Dall'Autrice del romanzo "La collezionista di sogni".
UN ROMANZO DENSO, INTROSPETTIVO, PROFONDO.
"Come credi di poter fuggire da ciò che sta dentro la tua testa?"
Charlotte è mia sorella. Ma non è una sorella qualunque. Lei è la mia gemella. Siamo uguali in tutto. Stesse labbra, stesso sorriso, stessa altezza, stessi occhi e stesse lentiggini sul viso. Lei però ha i capelli ramati, io sono più bionda. Lei è nata prima di me, circa tre minuti prima. Io sono venuta dopo. Sono sempre venuta dopo di lei. Era semplicemente fantastica, aveva luce negli occhi. Chi ci conosceva diceva che eravamo indistinguibili, diceva che avevamo anche lo stesso carattere, ma io so che non era così. Lei era molto più di me. Lei aveva qualcosa che io non ho mai avuto. Poi un giorno è morta. E inconsapevolmente sono morta anch’io. Nonostante tutto continuerò a crescere, mentre lei avrà sette anni per sempre. Non cambierà mai. Da dove viene lei le cose non mutano. Restano come congelate nello spazio e nel tempo, ed è per questo che, quando l’ho persa, ho smesso di parlare. Fino a quando è arrivato lui, Henry, e tutto il mio mondo è precipitato una seconda volta.
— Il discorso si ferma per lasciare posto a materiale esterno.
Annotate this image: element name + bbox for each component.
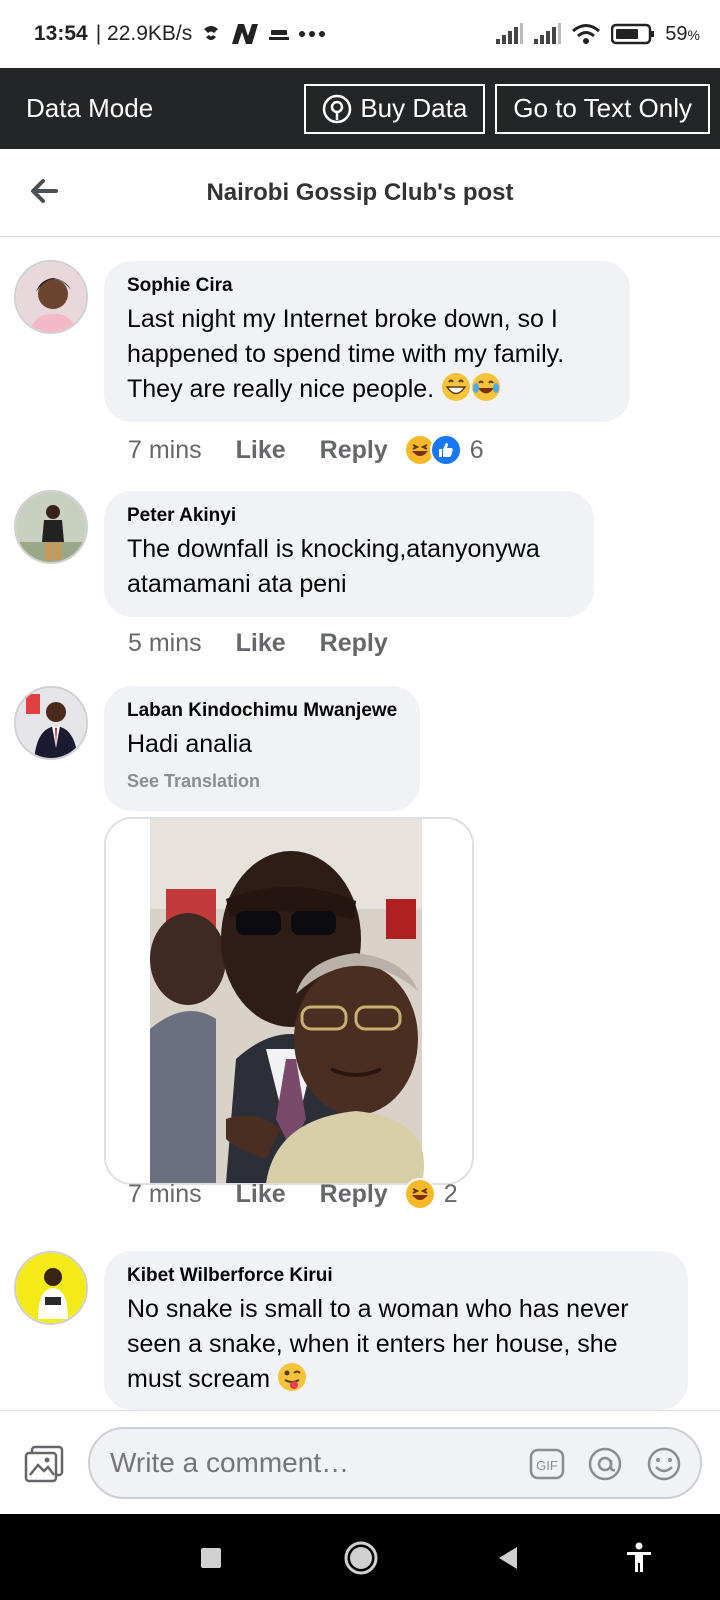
add-photo-button[interactable] bbox=[24, 1445, 64, 1483]
comment-meta: 7 mins Like Reply 6 bbox=[128, 434, 484, 466]
status-bar: 13:54 | 22.9KB/s 59% bbox=[0, 0, 720, 68]
reaction-summary[interactable]: 2 bbox=[403, 1178, 458, 1210]
reply-button[interactable]: Reply bbox=[320, 1180, 388, 1209]
comment-text: No snake is small to a woman who has nev… bbox=[127, 1295, 629, 1393]
comment-author[interactable]: Laban Kindochimu Mwanjewe bbox=[127, 700, 398, 722]
text-only-label: Go to Text Only bbox=[513, 93, 692, 123]
back-arrow-icon bbox=[31, 179, 58, 203]
photo-icon bbox=[24, 1445, 64, 1483]
signal-icon-1 bbox=[495, 23, 524, 45]
reaction-summary[interactable]: 6 bbox=[403, 434, 484, 466]
battery-icon bbox=[611, 23, 655, 45]
reply-button[interactable]: Reply bbox=[320, 436, 388, 465]
page-title: Nairobi Gossip Club's post bbox=[206, 178, 514, 206]
wifi-icon bbox=[571, 23, 601, 45]
comment-author[interactable]: Kibet Wilberforce Kirui bbox=[127, 1265, 666, 1287]
comment-text: Hadi analia bbox=[127, 730, 253, 758]
buy-data-button[interactable]: Buy Data bbox=[304, 83, 486, 134]
circle-icon bbox=[344, 1541, 378, 1575]
reaction-count: 2 bbox=[443, 1179, 458, 1208]
reaction-count: 6 bbox=[469, 435, 484, 464]
attached-image bbox=[106, 819, 472, 1183]
post-header: Nairobi Gossip Club's post bbox=[0, 149, 720, 237]
comment-photo[interactable] bbox=[104, 817, 474, 1185]
buy-data-label: Buy Data bbox=[360, 93, 468, 123]
comment-bubble[interactable]: Kibet Wilberforce Kirui No snake is smal… bbox=[104, 1251, 688, 1410]
comment-time[interactable]: 7 mins bbox=[128, 436, 202, 465]
mention-button[interactable] bbox=[586, 1445, 624, 1483]
avatar[interactable] bbox=[14, 490, 88, 564]
accessibility-button[interactable] bbox=[617, 1536, 661, 1580]
triangle-back-icon bbox=[499, 1547, 517, 1569]
data-saver-icon bbox=[200, 23, 222, 45]
cast-icon bbox=[268, 26, 290, 42]
data-mode-label: Data Mode bbox=[26, 93, 154, 123]
like-button[interactable]: Like bbox=[236, 436, 286, 465]
text-only-button[interactable]: Go to Text Only bbox=[495, 83, 710, 134]
haha-reaction-icon bbox=[403, 1178, 436, 1210]
grinning-face-icon bbox=[441, 372, 471, 402]
like-reaction-icon bbox=[429, 434, 462, 466]
gif-icon: GIF bbox=[529, 1448, 565, 1480]
at-sign-icon bbox=[588, 1447, 622, 1481]
signal-icon-2 bbox=[533, 23, 562, 45]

Ciao! Oggi vi parlo di "Come una notte senza stelle" di @valentinabellucci
Anni fa lessi "La collezionista di sogni" il romanzo di esordio di questa autrice, nonché amica, e devo dire che ancora oggi sono in qualche modo legata a quel romanzo. Legame che però non sono riuscita a creare con questo nuovo scritto, ma andiamo con ordine...
La location è un orfanotrofio. Infatti i protagonisti sono dei giovani ragazzi dal trascorso traumatico. In particolare le vicende si concentrano su Abby e Henry.
Lei che parla con un numero piuttosto ristretto di persone. Lei che è perseguitata dal fantasma della gemella morta. Lei che va avanti un po' per inerzia cercando di aggrapparsi il più possibile al quotidiano senza pensare troppo al futuro e soprattutto al passato.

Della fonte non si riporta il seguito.